In use these pans are very light and slick. {Over time cast iron pieces have gotten heavier as the quality of the iron ore declined and casting became more automated.) These skillets are quite responsive to temperature changes on the stovetop and food glides around the slick interior with very little oil or butter.

16 comments:

R. Mansfield said...

I just created a link to this post in the "Informational/How To" section of our newest "Cast Iron Around the Web" post at http://www.cookingincastiron.com

Greg said...

Cool.

You put in a lot of work on those "Cast Iron Around the Web" posts. I read them every time they go up.

Lee said...

Greg,
I picked me up one of those
Wapak Indian Head Medallion #12 at an auction along with some other skillets. I have a post about it on Wags under "On the Front Porch" section

Greg said...

Lee,

Funny you mention picking up an Indian Head Wapak cause I just pulled a #9 out of the Electro tank. This is my first Indian Head piece.

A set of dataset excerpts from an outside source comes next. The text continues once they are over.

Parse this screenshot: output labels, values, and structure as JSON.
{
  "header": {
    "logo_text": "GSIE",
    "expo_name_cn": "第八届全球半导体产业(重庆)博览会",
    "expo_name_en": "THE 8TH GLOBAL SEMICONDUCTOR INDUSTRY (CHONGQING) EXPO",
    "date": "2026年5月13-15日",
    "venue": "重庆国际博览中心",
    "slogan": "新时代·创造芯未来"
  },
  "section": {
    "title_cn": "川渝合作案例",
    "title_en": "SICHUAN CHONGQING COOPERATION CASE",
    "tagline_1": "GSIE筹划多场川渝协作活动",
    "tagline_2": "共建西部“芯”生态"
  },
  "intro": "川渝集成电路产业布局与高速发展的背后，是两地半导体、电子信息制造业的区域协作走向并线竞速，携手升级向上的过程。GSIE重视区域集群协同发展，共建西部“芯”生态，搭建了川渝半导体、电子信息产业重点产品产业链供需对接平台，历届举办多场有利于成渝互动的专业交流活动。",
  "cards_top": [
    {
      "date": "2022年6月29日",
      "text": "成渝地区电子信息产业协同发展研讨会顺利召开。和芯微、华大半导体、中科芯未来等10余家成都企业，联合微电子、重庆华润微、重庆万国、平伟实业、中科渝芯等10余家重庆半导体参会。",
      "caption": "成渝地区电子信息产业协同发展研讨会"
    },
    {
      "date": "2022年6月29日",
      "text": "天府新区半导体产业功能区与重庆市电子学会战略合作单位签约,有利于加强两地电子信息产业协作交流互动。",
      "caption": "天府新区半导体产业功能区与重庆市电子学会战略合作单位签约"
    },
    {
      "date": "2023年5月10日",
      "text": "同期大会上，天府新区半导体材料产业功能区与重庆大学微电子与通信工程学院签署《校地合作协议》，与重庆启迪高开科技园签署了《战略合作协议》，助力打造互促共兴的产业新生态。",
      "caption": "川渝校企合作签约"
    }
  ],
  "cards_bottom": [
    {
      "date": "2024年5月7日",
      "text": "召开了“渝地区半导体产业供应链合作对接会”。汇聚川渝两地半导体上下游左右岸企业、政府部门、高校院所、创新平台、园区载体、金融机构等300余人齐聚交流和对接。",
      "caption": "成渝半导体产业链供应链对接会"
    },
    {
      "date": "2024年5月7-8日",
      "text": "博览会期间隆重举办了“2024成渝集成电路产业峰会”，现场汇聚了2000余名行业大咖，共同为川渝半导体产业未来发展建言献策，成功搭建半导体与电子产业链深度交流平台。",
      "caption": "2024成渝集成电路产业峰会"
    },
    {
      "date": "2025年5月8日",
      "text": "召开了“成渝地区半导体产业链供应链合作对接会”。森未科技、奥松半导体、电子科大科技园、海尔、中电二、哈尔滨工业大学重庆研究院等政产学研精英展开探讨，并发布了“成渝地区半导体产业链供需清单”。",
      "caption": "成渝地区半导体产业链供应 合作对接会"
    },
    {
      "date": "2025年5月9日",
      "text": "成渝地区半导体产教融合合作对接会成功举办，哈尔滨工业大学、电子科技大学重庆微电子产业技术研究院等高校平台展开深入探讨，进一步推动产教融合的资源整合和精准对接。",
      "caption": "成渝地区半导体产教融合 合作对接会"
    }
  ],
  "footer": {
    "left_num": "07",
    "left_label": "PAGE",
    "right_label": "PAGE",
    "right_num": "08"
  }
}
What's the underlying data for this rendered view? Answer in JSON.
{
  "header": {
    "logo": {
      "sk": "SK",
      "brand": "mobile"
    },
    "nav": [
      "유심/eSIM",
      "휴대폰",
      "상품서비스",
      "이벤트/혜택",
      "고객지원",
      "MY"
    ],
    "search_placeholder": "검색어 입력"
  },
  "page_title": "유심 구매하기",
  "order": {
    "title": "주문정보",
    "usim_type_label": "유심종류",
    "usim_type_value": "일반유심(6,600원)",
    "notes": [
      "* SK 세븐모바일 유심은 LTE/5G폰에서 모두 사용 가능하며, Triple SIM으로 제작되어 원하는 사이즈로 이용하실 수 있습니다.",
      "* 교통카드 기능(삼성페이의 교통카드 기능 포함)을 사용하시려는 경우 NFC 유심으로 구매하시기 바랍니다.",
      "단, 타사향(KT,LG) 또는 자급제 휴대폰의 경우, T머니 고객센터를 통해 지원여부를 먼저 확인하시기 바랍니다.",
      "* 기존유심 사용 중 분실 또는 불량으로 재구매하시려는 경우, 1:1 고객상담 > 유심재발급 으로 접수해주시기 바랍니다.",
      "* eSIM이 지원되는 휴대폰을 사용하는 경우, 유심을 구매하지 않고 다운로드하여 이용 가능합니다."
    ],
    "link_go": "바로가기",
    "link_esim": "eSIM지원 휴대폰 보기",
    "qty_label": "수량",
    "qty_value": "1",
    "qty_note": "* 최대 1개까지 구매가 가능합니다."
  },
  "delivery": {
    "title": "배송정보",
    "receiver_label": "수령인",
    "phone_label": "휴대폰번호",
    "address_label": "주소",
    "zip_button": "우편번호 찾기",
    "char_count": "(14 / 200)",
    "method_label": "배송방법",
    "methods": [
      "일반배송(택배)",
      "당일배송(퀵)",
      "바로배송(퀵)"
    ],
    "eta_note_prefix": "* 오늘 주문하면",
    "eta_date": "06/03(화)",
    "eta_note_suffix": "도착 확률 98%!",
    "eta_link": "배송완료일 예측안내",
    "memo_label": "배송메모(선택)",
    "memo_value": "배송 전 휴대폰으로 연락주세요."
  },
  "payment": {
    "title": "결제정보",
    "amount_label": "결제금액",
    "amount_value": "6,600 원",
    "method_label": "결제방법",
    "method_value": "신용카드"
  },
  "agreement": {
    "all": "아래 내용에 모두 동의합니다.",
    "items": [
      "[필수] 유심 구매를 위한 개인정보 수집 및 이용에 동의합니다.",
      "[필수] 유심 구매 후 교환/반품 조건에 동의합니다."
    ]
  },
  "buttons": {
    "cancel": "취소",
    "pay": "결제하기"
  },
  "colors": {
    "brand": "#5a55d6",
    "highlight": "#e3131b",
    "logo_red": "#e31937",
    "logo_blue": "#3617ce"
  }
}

I was about to go spread some Crisco on it before I read your post. A number 12 must be impressive.

Look for pictures in a new article.

Rev. Biggles said...

Oh man, that gives me tingles just like when I get an indian head cent.

First paragraph, scare is probably supposed to be scarce?

Biggles

Greg said...

Scarce is correct. Thanks

synchronicity said...

I just found your blog, thanks to Google. I have two cast iron skillets that I got 20 years ago from my grandmother. After heating corn tortillas in it for the umpteen millionth time (yes, both pieces are still wonderful to cook with), I got curious enough to find out more about it. Guess what, it's a WAPAK (with the "Z" logo, a 101B under that, and a big "8" on the other side of the bottom). Since my grandmother was born around 1920, she likely inherited it from HER mother.

I hope my (now 5 year old) daughter will think about this when the day comes that she gives them to her children. :-)

Greg said...

synchronicity - I hope your daughter gets to tell her grandkids about that Wapak.

synchronicity said...

Thanks! BTW, just found the other skillet, and although it looks very similar it is not a Wapak. That one has "Sidney" on the back in smallish block letters, what appears to be a "0" underneath that, and a "7A" across from that (near the handle). It does not say "Wagner Ware" anywhere on it (a quick google showed a lot of Wagner/Sidney stuff). It's a tiny bit smaller than the Wapak, and both have the little pour spouts on either side. Any insights?

After years of just taking these things for granted, it's like a scavenger hunt to learn the history behind them.

Greg said...

synchronicity - It sounds like you have an actual Sidney and they are very old.

Sidney was also based in Sidney OH and they were acquired by Wagner in 1897. They produced cast iron cookware from approx. 1886 to 1897.

Take care of that one!

synchronicity said...

Thanks very much for the info (and insert Keanu Reeves "whoa!"). I'm giving that one to my mother to use and will warn her to treat it well. There is no way I would've guessed it to be over 100 years old.

The more I look at them and compare them to my not-yet-ten-year-old Calphalon, the more impressive they become.

trinamassie said...

sounds like one i have....i have a dutch oven/kettle all i can read is "sidney" and has an 8 on both pot and lid....unable to see and O any where...we live only an hour from sidney ohio in cincinnati so could it be one of the older sidneys? thanks for any info you have.

Greg said...

trinamassie - It sounds like a Sidney.

They are scarce so be nice to it.

bonncass said...

I just picked up a #9 Wapak today and left a #8 hanging on the wall at the antigue store, I guess I should go back and get it they are probably a pair. Saw several wagners and sidneys very nice also. 45 $ for the #9.

Greg said...

boncass - If the Sidneys are decent you should buy them too.

Old cast iron is a pretty good hard asset and the values always seem to go up.

bonncass said...

I went back and purchased the #8. It is good for cooking eggs and sausage in the morning. Got them hanging on the side of the cabinet, they make good decorations too.
I may go and see about the sidneys one day but I can't right now.